Panaji, March 5 : To a Goaphile, the first signs of summer in the coastal paradise have little to do with the obvious change in weather.
The advent of summer in Goa can be gauged by the aroma wafting through the doors and tiny windows of traditional taverns or from those hundreds of makeshift distilleries which crop up near cashew plantations, brewing the season’s urrak.
This single-distilled cousin to feni is the pride of every bar and tavern worth its salt in Goa, once the sun sheds its temperate winter skin.
“Being a seasonal fruit, urrak is distilled in the months of March-April and is best consumed fresh. Locals prefer urrak over any other liquor brands, as it is exclusively available during this time of the year and people eagerly wait for its arrival. The best way to have urrak is with a lemonade or Limca and a dash of lime and chilly,” says chef Sandip Madkaikar, assistant professor – Food Production at V.M. Salgaocar Institute of International Hospitality Education.

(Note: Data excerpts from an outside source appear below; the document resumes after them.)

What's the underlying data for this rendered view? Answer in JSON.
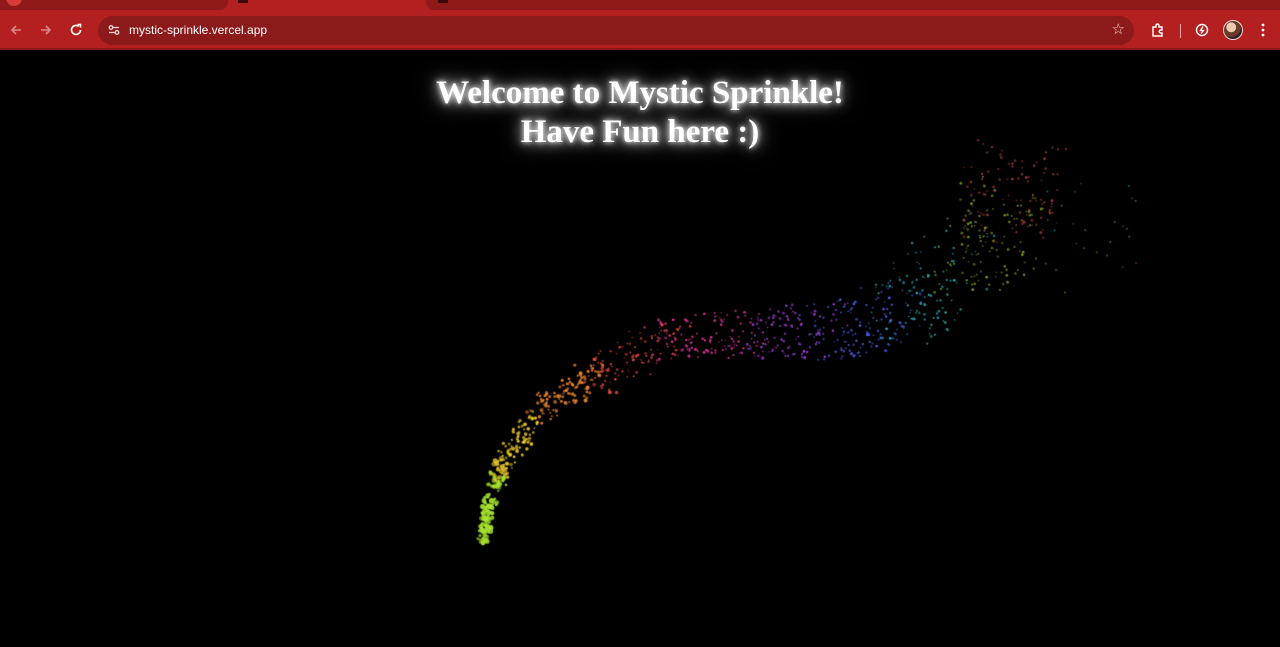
{
  "browser": {
    "url": "mystic-sprinkle.vercel.app",
    "icons": {
      "back": "back-arrow-icon",
      "forward": "forward-arrow-icon",
      "reload": "reload-icon",
      "site_info": "site-info-icon",
      "bookmark": "star-icon",
      "extensions": "puzzle-icon",
      "performance": "performance-icon",
      "profile": "avatar",
      "menu": "kebab-menu-icon"
    },
    "colors": {
      "frame": "#b3201f",
      "omnibox": "#8d1a1a"
    }
  },
  "page": {
    "heading_line1": "Welcome to Mystic Sprinkle!",
    "heading_line2": "Have Fun here :)",
    "background": "#000000",
    "sprinkle_trail": {
      "colors": [
        "#a6e22e",
        "#e8c52b",
        "#e8842b",
        "#e84a3c",
        "#e0369a",
        "#a93ee0",
        "#4a5fe0",
        "#2ea7b0",
        "#7a9a2a",
        "#9a3a30"
      ]
    }
  }
}
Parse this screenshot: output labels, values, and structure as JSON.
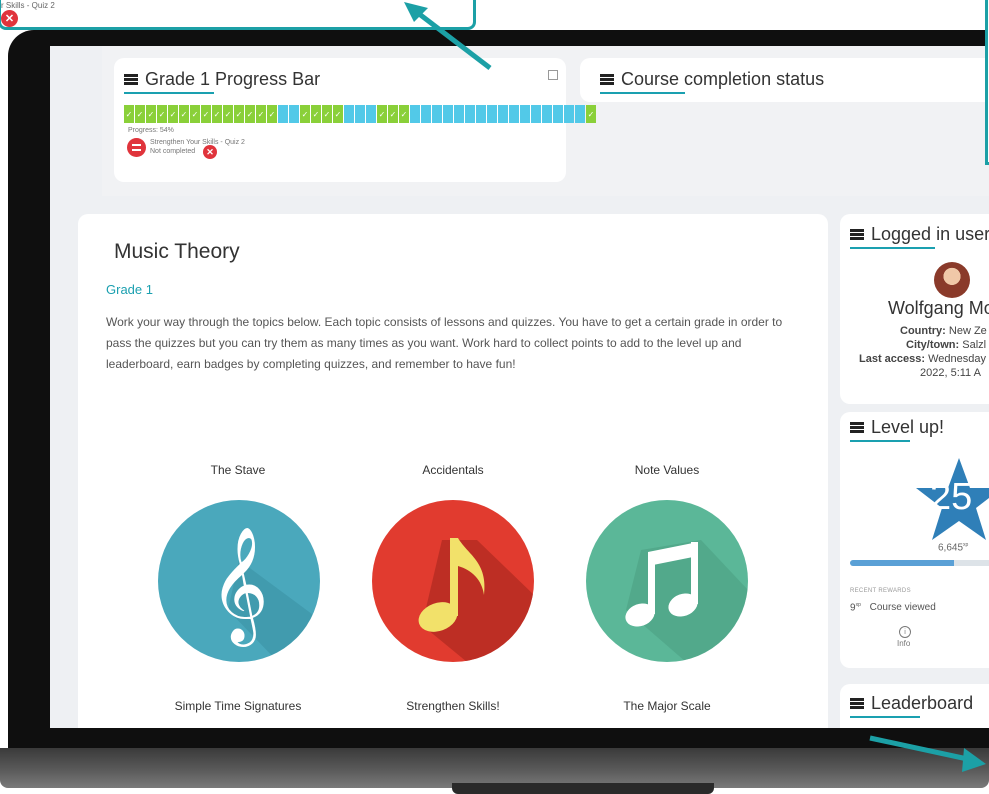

The cashew plant was introduced to Goa by the Portuguese in the 1700s and believed to be shipped across the oceans from Brazil. Native Goans, according to former secretary of the Goa chapter of the Botanical Society of Goa India, Miguel Braganza, have been swilling the brew squeezed out of heady cashew-apples since.
“The cashew was introduced in Goa in 1740. Goans have been drinking urrak from the late 1700s,” says Braganza.